I am coming to see that a big--if not the biggest--challenge in developing an online version of my Rome class is finding a way for the students to feel connected to one another. Sure, it helps a lot if they feel connected to the course instructor; but the real focus of the course design needs to be on finding ways to encourage the to connect to one another, and to facilitate that connection at the very start of the course. Watching the "Doc on the Laptop" alone is isolating. For anyone whose normative educational experience involves sitting in the same room as the instructor and their classmates, it's a constant reminder of distance, inaccessibility. There is some thought that synchronous live streaming lectures help to lessen this perception of distance. I'm not sure. For many students, it might well heighten it.

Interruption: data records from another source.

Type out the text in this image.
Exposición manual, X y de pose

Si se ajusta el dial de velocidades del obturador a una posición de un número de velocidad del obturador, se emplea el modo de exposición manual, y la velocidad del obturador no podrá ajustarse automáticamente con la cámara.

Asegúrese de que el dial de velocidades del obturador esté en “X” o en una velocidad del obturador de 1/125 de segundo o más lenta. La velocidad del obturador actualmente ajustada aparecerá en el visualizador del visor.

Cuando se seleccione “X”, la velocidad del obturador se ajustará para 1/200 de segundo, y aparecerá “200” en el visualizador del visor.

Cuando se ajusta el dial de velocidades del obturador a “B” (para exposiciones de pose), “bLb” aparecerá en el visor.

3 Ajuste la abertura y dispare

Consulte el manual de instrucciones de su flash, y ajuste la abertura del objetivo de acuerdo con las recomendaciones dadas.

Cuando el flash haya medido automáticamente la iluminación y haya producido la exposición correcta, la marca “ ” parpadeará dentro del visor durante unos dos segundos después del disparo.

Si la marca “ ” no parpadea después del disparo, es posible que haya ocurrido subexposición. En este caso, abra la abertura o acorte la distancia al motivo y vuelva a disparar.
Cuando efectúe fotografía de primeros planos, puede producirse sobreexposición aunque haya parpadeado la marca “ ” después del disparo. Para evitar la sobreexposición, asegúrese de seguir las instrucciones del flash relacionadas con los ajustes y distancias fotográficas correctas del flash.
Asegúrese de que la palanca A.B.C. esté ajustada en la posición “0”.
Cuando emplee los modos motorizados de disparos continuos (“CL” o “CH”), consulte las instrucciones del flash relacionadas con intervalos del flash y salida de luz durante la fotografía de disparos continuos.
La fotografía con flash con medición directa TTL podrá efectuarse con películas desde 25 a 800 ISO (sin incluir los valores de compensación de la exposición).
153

The central challenge is overcoming the entropy of the massive (whether 400 or 10, 000 or 40,000). In a large course, I think, it is realizing that the primal connection is that which exists between peers rather than student to instructor. Or, to put it a slightly different way, it's recognizing that the instructor is just another person. It seems that, at least early on, a key element of any course platform has to be a well-conceived chat function, that can group students but also let each student know with whom they've been chatting and have a way for them to Direct Message one another. In a synchronous class, perhaps it makes sense to group students before the class starts and ask them to introduce themselves to one another. In an asychronous class, it probably makes sense to group students into discussion groups and have them respond to prompts, with an instructor or TA helping to guide the discussion.

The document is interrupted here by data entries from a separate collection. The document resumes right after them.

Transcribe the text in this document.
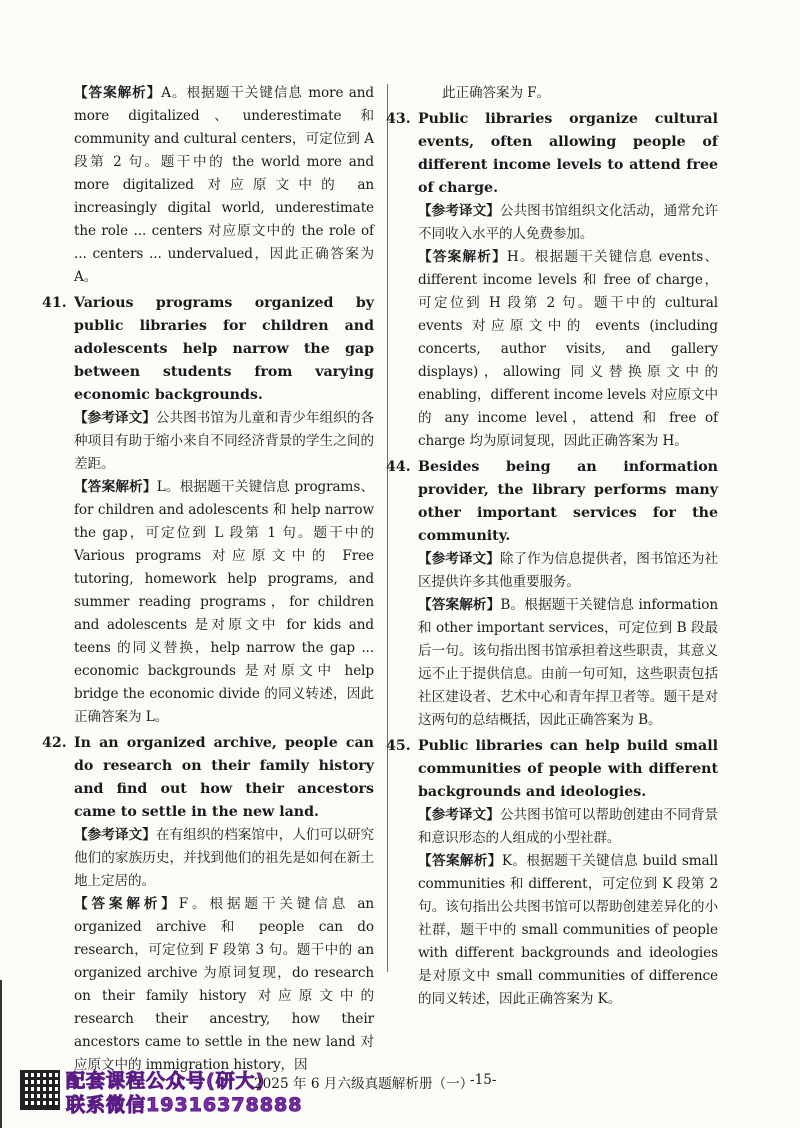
【答案解析】A。根据题干关键信息 more and more digitalized、underestimate 和 community and cultural centers，可定位到 A 段第 2 句。题干中的 the world more and more digitalized 对应原文中的 an increasingly digital world, underestimate the role ... centers 对应原文中的 the role of ... centers ... undervalued，因此正确答案为 A。

41. Various programs organized by public libraries for children and adolescents help narrow the gap between students from varying economic backgrounds.

【参考译文】公共图书馆为儿童和青少年组织的各种项目有助于缩小来自不同经济背景的学生之间的差距。

【答案解析】L。根据题干关键信息 programs、for children and adolescents 和 help narrow the gap，可定位到 L 段第 1 句。题干中的 Various programs 对应原文中的 Free tutoring, homework help programs, and summer reading programs，for children and adolescents 是对原文中 for kids and teens 的同义替换，help narrow the gap ... economic backgrounds 是对原文中 help bridge the economic divide 的同义转述，因此正确答案为 L。

42. In an organized archive, people can do research on their family history and find out how their ancestors came to settle in the new land.

【参考译文】在有组织的档案馆中，人们可以研究他们的家族历史，并找到他们的祖先是如何在新土地上定居的。

【答案解析】F。根据题干关键信息 an organized archive 和 people can do research，可定位到 F 段第 3 句。题干中的 an organized archive 为原词复现，do research on their family history 对应原文中的 research their ancestry, how their ancestors came to settle in the new land 对应原文中的 immigration history，因

此正确答案为 F。

43. Public libraries organize cultural events, often allowing people of different income levels to attend free of charge.

【参考译文】公共图书馆组织文化活动，通常允许不同收入水平的人免费参加。

【答案解析】H。根据题干关键信息 events、different income levels 和 free of charge，可定位到 H 段第 2 句。题干中的 cultural events 对应原文中的 events (including concerts, author visits, and gallery displays)，allowing 同义替换原文中的 enabling，different income levels 对应原文中的 any income level，attend 和 free of charge 均为原词复现，因此正确答案为 H。

44. Besides being an information provider, the library performs many other important services for the community.

【参考译文】除了作为信息提供者，图书馆还为社区提供许多其他重要服务。

【答案解析】B。根据题干关键信息 information 和 other important services，可定位到 B 段最后一句。该句指出图书馆承担着这些职责，其意义远不止于提供信息。由前一句可知，这些职责包括社区建设者、艺术中心和青年捍卫者等。题干是对这两句的总结概括，因此正确答案为 B。

45. Public libraries can help build small communities of people with different backgrounds and ideologies.

【参考译文】公共图书馆可以帮助创建由不同背景和意识形态的人组成的小型社群。

【答案解析】K。根据题干关键信息 build small communities 和 different，可定位到 K 段第 2 句。该句指出公共图书馆可以帮助创建差异化的小社群，题干中的 small communities of people with different backgrounds and ideologies 是对原文中 small communities of difference 的同义转述，因此正确答案为 K。

配套课程公众号(研大)
联系微信19316378888
2025 年 6 月六级真题解析册（一）
-15-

I suspect it might also be easier for students to take advantage of the synchronous elements of a class if, first, they have done some form of asynchronous conversation with their peers. That is to say, given the expense of producing a synchronous course, it probably makes sense to use that element sparingly and only when it is going to produce a lot of "bang for the buck." From a pedagogical perspective, it's likely to be a lot more effective once the class is underway, once students have already had a chance to engage with one another (and the instructor) in various asynchronous formats. For instance, I can imagine having steady groups for each unit of the Rome course. And at the end of each unit, doing a synchronous broadcast that asked students to engage in polls, chat with one another, etc. And then shuffling the groups for the next unit, with some people staying together.
The key, though, is a very sophisticated chat tool. Discussion boards are useful, but as the size increases, the boards are populated by a lot of individuals posting their individual thoughts without much attention to engaging with the thoughts of their classmates. This seems inevitable, and the only real solution is to break large classes into smaller groups. This is also true for chat groups during a synchronous broadcast--any more than 4 or 5 people and it is a bunch of people typing, saying the same thing, not interacting with one another in any real way. The time lag only exacerbates the problem.